= Albert Marshall (veteran) =

British Army soldier

Albert Elliot "Smiler" Marshall (15 March 1897 – 16 May 2005) was a British veteran of the First World War and the last surviving British cavalryman to have seen battle on the Western Front.

Albert Elliott Marshall was born on 15 March 1897 in Elmstead Market, a village in the Tendring district of Essex, close to Great Bromley, Great Bentley, Wivenhoe and Colchester. He was the eldest of three children born to James William Marshall and Ellen Marshall, née Skeet. His mother died in 1901, aged 24, leaving James to raise the children on his own.

Marshall joined the Essex Yeomanry in 1915, at the age of seventeen, after lying about his age; he took part in the Battle of Loos in the same year. He was given the nickname "Smiler" during his basic training at Stanway, Essex, where he threw a snowball at someone during drill, stood there looking innocent, but the sergeant suspected him and addressed him "You, smiler!" and that name stuck.
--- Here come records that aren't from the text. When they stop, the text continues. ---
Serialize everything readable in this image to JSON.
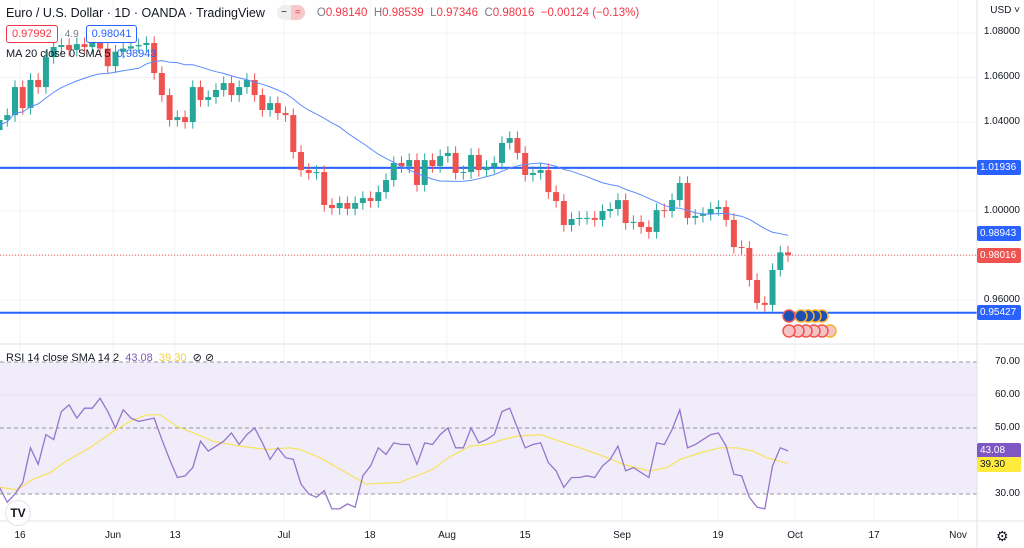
{
  "header": {
    "title": "Euro / U.S. Dollar · 1D · OANDA · TradingView",
    "toggle_left": "−",
    "toggle_right": "≈",
    "open_label": "O",
    "open": "0.98140",
    "high_label": "H",
    "high": "0.98539",
    "low_label": "L",
    "low": "0.97346",
    "close_label": "C",
    "close": "0.98016",
    "change": "−0.00124 (−0.13%)"
  },
  "trade": {
    "sell_price": "0.97992",
    "spread": "4.9",
    "buy_price": "0.98041"
  },
  "ma_legend": {
    "label": "MA 20 close 0 SMA 5",
    "value": "0.98943"
  },
  "rsi_legend": {
    "label": "RSI 14 close SMA 14 2",
    "rsi": "43.08",
    "sma": "39.30",
    "icon1": "⊘",
    "icon2": "⊘"
  },
  "price_axis": {
    "currency": "USD ˅",
    "ticks": [
      "1.08000",
      "1.06000",
      "1.04000",
      "1.00000",
      "0.96000"
    ],
    "tick_values": [
      1.08,
      1.06,
      1.04,
      1.0,
      0.96
    ]
  },
  "price_tags": {
    "line_high": "1.01936",
    "ma": "0.98943",
    "last": "0.98016",
    "line_low": "0.95427"
  },
  "rsi_axis": {
    "ticks": [
      "70.00",
      "60.00",
      "50.00",
      "30.00"
    ],
    "rsi_tag": "43.08",
    "sma_tag": "39.30"
  },
  "time_axis": [
    "16",
    "Jun",
    "13",
    "Jul",
    "18",
    "Aug",
    "15",
    "Sep",
    "19",
    "Oct",
    "17",
    "Nov"
  ],
  "logo": "TV",
  "colors": {
    "up": "#26a69a",
    "down": "#ef5350",
    "ma": "#5b8cff",
    "hline": "#2962ff",
    "rsi": "#7e57c2",
    "rsi_sma": "#f7e35a",
    "rsi_band": "#f0ecf9"
  },
  "chart_data": {
    "type": "candlestick",
    "hlines": [
      1.01936,
      0.95427
    ],
    "first_open": 1.0521,
    "closes": [
      1.0364,
      1.0409,
      1.0431,
      1.0557,
      1.0463,
      1.0589,
      1.0557,
      1.0692,
      1.0737,
      1.0746,
      1.0724,
      1.075,
      1.0737,
      1.076,
      1.073,
      1.0651,
      1.0716,
      1.073,
      1.074,
      1.0746,
      1.0755,
      1.062,
      1.0521,
      1.0409,
      1.0422,
      1.04,
      1.0557,
      1.0499,
      1.0512,
      1.0544,
      1.0575,
      1.0521,
      1.0557,
      1.0589,
      1.0521,
      1.0454,
      1.0485,
      1.044,
      1.0431,
      1.0265,
      1.0184,
      1.0171,
      1.0175,
      1.0027,
      1.0013,
      1.0036,
      1.001,
      1.0036,
      1.0058,
      1.0045,
      1.0085,
      1.0139,
      1.0216,
      1.02,
      1.0229,
      1.0117,
      1.0229,
      1.0202,
      1.0247,
      1.0261,
      1.0171,
      1.0175,
      1.0252,
      1.0184,
      1.0198,
      1.0216,
      1.0306,
      1.0328,
      1.0261,
      1.0162,
      1.0171,
      1.0184,
      1.0085,
      1.0045,
      0.9937,
      0.9964,
      0.9969,
      0.9969,
      0.996,
      1.0,
      1.0009,
      1.0049,
      0.9946,
      0.9951,
      0.9928,
      0.9906,
      1.0004,
      1.0,
      1.0049,
      1.0126,
      0.9969,
      0.9978,
      0.9987,
      1.0009,
      1.0018,
      0.996,
      0.9838,
      0.9834,
      0.969,
      0.9587,
      0.9578,
      0.9735,
      0.9814,
      0.98016
    ],
    "ma20_last": 0.98943,
    "rsi": [
      32,
      27.5,
      30,
      33.5,
      44,
      39,
      48,
      46.5,
      55,
      57,
      53,
      56,
      56,
      59,
      55,
      50,
      55.5,
      53,
      52,
      52.5,
      53,
      46.5,
      40.5,
      35,
      35.5,
      38,
      46,
      43,
      44.5,
      46,
      48.5,
      45,
      48,
      50,
      45.5,
      40.5,
      44,
      41,
      40.5,
      33,
      30,
      29,
      31,
      25.5,
      25.5,
      27,
      26,
      35.5,
      38.5,
      44,
      42,
      45.5,
      45,
      45,
      39,
      45.5,
      45,
      48,
      50,
      44,
      44,
      50,
      45.5,
      46.5,
      48,
      55,
      56,
      50,
      44,
      45,
      45.5,
      39.5,
      37,
      32,
      35,
      35,
      35.5,
      35,
      38.5,
      40.5,
      44.5,
      37,
      38,
      36.5,
      35,
      45.5,
      45,
      49.5,
      55.5,
      44,
      45,
      46.5,
      48,
      48.5,
      44.5,
      36,
      35.5,
      29,
      26,
      25.5,
      38.5,
      44,
      43.08
    ],
    "rsi_sma": [
      [
        0,
        32
      ],
      [
        2.2,
        31.3
      ],
      [
        4.3,
        34.5
      ],
      [
        6.5,
        36.5
      ],
      [
        8.6,
        40
      ],
      [
        11.6,
        44
      ],
      [
        14.7,
        49
      ],
      [
        16.8,
        52
      ],
      [
        19,
        54
      ],
      [
        20.7,
        54
      ],
      [
        22.9,
        50.5
      ],
      [
        25,
        48.5
      ],
      [
        27.6,
        46
      ],
      [
        31,
        44.5
      ],
      [
        32.8,
        44
      ],
      [
        34.5,
        43.5
      ],
      [
        37.5,
        44
      ],
      [
        38.8,
        43.5
      ],
      [
        41.4,
        41
      ],
      [
        44,
        37.5
      ],
      [
        47.4,
        33
      ],
      [
        49.6,
        33.3
      ],
      [
        51.7,
        33.5
      ],
      [
        53.9,
        35.5
      ],
      [
        56,
        37.5
      ],
      [
        58,
        41
      ],
      [
        60.8,
        44.5
      ],
      [
        63,
        45
      ],
      [
        65.1,
        46.5
      ],
      [
        66.8,
        47.5
      ],
      [
        69.9,
        48
      ],
      [
        72.4,
        46
      ],
      [
        75,
        44
      ],
      [
        78,
        41.5
      ],
      [
        80.6,
        39
      ],
      [
        84,
        37
      ],
      [
        86.3,
        38
      ],
      [
        88,
        40.5
      ],
      [
        90.6,
        42.5
      ],
      [
        93.1,
        44
      ],
      [
        95.3,
        44
      ],
      [
        97.4,
        43
      ],
      [
        99.2,
        41
      ],
      [
        101.9,
        39.3
      ]
    ],
    "rsi_levels": [
      70,
      50,
      30
    ],
    "price_range": [
      0.945,
      1.09
    ],
    "rsi_range": [
      20,
      75
    ]
  }
}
Marshall served in the 1/1st Essex Yeomanry and later the 8th Battalion, Machine Gun Corps between 1915 and 1919 and saw action at the Battle of the Somme, Battle of Arras, the Third Battle of Ypres, the Germany Offensive of 1918 as well as the Advance to Victory and the Army of Occupation campaigns at the end of the war. Marshall recalled the horrors of the battlefield and his memories of seeing many of his comrades blown to bits by enemy shells or mown down in No Man's Land by a hail of bullets.
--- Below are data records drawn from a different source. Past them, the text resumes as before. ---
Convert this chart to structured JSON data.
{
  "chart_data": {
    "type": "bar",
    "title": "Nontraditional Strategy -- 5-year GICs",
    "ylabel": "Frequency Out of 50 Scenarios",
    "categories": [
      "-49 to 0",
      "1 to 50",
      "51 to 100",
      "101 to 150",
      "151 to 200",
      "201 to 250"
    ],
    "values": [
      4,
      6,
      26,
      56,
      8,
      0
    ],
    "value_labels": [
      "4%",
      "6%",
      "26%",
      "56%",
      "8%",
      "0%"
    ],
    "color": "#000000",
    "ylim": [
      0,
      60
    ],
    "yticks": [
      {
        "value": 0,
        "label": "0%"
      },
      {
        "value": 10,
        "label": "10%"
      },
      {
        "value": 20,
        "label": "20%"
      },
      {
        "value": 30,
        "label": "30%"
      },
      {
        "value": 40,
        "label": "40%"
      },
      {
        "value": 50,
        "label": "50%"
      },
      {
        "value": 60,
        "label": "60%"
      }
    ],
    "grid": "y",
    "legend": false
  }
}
The Battle of the Somme, beginning on 1 July 1916, had no greater resonance for Smiler than all the other battles he had fought throughout the war. He had been sent to France in late 1915 and despite a number of periods of home leave had remained in or near the front line for the remainder of the war. He was present on the Somme for the first day of the offensive in which over 20,000 troops were killed in the first several hours, with 40,000 more injured, making the battle one of the heaviest death and wounded tolls of the war. Marshall had been kept well behind the lines during the opening day of the Somme campaign waiting for a breakthrough, however it did not come.

As a result of his unit being kept back during the Somme, Marshall was not credited with being the last veteran of the opening day; nonetheless, he remembered the trauma and horror of that campaign and the images on the battlefield remained with him. He later recalled picking up and sending home the letters found next to the body of a man killed near Mametz Wood.

In March 1917, Marshall suffered a blighty wound in the hand and was sent home. On his return he joined the Machine Gun Corps and fought at the Battle of Cambrai where he was captured as a Prisoner of War by the Germans. Smiler was released by his captors as they were short of rations and returned to the front.

When the war ended in 1918, Marshall volunteered for a tour of duty in Ireland and was stationed near Dublin. He was demobbed in 1921 and returned home to Tendring where he married Florence C. Day. The couple had five children.

In his later years, Marshall continued to live in a small house, which was attached to a larger house in which he had worked for the owner since the Second World War. He kept by his bedside a wooden cross taken from the rubble of Albert Basilica at the time of the Battle of Somme.

In the final decade of his life, Marshall was awarded the Légion d'honneur and appeared on numerous television shows as well as attending a veterans' party at Buckingham Palace. He also took part in three pilgrimages to the battlefields of the First World War, including one to mark the 80th anniversary of the Third Battle of Ypres.

Marshall died at the age of 108 on 16 May 2005 in Ashtead, Surrey. At the time of his death he was survived by one son; twelve grandchildren; twenty-four great-grandchildren and four great-great-grandchildren.

Marshall's legacy as one of the last surviving veterans of the First World War was that he was able to claim a number of records: the last man to wear the 1914–15 Star; the last man to serve on the Somme and perhaps, the most significant for a man who had served in the Essex Yeomanry, the last man to have served in the cavalry.